Turmoil at Groton Utilities as Leadership Goes Missing

GROTON – The head of city-owned Groton Utilities, which serves thousands of customers in southeastern Connecticut, has been placed on indefinite administrative leave pending an investigation, according to sources at the utility with direct knowledge of the matter.

Ronald Gaudet, an Old Lyme resident and former Navy officer, Pfizer engineer and director of facilities at UConn, has not been seen for more than a week at the utility he has led since 2015, these sources say, but the nature of the investigation was unclear Friday.

Attempts to reach Gaudet at his office today were directed to the office of Groton City Mayor Keith Hedrick, who with Gaudet serves on the Groton Utilities Commission and on the board of directors of the Connecticut Municipal Electric Energy Cooperative (CMEEC), which includes Groton and seven other municipal-owned utilities in the state.

“The official answer from the Mayor’s office is that this is a personnel matter and we’re not going to discuss it,” Hedrick said. “It is a business decision.”

Asked if Gaudet was at work today and, if not, who was running the utility, Hedrick said: “I’m not going to get into it.”

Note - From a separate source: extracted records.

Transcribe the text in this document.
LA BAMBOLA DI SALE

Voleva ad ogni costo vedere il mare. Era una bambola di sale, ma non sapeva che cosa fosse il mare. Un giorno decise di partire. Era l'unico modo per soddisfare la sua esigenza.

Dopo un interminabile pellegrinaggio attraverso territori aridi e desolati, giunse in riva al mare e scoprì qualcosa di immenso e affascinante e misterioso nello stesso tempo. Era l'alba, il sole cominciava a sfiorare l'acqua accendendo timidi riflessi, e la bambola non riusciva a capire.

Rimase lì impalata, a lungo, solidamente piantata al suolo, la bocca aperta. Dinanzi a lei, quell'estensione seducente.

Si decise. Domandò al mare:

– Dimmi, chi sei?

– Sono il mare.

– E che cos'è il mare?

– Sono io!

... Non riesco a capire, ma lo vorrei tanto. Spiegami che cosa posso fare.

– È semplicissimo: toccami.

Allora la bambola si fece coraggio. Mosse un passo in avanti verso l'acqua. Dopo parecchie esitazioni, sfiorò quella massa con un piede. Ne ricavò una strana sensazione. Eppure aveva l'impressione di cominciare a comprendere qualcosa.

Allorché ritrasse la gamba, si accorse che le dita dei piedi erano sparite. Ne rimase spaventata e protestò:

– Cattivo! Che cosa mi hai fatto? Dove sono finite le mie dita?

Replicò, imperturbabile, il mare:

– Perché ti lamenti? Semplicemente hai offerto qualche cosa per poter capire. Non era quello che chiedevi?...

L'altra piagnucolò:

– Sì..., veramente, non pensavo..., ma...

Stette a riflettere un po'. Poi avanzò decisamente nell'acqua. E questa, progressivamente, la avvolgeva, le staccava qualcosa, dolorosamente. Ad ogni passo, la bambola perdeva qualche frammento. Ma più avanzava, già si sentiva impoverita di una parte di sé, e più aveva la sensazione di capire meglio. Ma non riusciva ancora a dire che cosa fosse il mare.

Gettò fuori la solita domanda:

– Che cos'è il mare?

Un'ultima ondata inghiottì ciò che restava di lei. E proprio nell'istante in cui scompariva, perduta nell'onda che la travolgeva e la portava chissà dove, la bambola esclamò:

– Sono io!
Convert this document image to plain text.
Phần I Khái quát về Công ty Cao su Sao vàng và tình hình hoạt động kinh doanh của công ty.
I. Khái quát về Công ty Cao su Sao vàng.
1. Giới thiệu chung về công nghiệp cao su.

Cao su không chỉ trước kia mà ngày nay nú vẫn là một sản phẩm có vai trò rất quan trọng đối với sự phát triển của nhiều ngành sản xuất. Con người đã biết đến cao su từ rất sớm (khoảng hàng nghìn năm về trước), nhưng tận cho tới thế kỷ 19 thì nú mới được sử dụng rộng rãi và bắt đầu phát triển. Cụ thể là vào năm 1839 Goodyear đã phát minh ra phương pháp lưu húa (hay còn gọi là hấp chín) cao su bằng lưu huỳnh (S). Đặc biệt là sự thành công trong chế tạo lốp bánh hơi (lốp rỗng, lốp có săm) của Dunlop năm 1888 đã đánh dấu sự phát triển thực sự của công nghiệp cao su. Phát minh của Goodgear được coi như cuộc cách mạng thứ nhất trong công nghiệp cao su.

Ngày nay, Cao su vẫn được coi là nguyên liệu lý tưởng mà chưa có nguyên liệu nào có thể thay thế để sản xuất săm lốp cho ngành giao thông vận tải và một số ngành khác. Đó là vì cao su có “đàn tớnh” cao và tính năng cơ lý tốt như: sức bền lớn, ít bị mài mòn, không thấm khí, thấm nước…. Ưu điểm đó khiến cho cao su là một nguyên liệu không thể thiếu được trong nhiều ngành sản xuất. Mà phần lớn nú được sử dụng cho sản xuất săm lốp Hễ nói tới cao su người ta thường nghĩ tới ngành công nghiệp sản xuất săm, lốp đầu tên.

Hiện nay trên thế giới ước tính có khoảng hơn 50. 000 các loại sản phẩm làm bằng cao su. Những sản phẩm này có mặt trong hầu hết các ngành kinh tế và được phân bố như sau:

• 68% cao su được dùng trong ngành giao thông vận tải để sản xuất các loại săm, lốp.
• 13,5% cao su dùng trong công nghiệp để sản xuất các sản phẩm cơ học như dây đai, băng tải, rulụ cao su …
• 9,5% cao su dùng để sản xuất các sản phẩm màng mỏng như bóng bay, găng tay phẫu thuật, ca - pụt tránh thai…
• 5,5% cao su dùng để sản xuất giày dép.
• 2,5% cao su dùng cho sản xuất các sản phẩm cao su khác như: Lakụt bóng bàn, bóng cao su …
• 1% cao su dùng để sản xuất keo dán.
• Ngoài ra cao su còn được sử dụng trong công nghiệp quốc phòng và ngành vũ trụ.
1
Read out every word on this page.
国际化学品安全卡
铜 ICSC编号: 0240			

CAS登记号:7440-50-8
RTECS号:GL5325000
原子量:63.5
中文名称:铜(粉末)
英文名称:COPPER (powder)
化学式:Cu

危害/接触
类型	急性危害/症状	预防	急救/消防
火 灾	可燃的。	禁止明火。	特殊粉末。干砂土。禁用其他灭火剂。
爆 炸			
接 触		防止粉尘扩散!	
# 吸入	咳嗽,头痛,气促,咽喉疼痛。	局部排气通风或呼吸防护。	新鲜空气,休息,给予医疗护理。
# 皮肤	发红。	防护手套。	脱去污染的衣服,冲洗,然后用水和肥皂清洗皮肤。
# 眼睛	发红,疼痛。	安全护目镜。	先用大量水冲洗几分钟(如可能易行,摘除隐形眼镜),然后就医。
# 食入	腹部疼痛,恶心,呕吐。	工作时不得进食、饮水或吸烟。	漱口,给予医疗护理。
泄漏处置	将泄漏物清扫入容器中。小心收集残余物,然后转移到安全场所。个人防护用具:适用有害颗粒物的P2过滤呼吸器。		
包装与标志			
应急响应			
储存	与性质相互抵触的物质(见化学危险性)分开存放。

The utility’s approximately 200 employees have not been notified of a change in Gaudet’s status, the sources say.

“We should have some direction on who’s in charge until there’s a decision,” said one worker, who was told last week that Gaudet was unavailable for a scheduled meeting due to a pending investigation.

“We’re in the dark and the rumor mill is rampant,” said another worker. “There’s no official anything from the city, which is odd.”

Groton Utilities, which also runs Bozrah Light & Power, provides electric, water and sewer services to approximately 15,000 residential and commercial customers, including Electric Boat and Pfizer. It realizes total revenues of about $70 million a year.

In 2017, Gaudet was found in violation of Groton’s municipal code of ethics stemming from his attendance at a CMEEC-funded junket to the 2016 Kentucky Derby, which led to federal indictments against several other attendees who are scheduled to go on trial in November.

Five former CMEEC officials were charged with conspiracy and theft in the matter. 

The energy cooperative, based in Norwich, had hosted the “strategic retreats” for board members, municipal officials and guests from 2013 through 2016 at a cost of more than $1 million.

A planned 2017 trip was canceled after details of the previous junkets and their cost became public.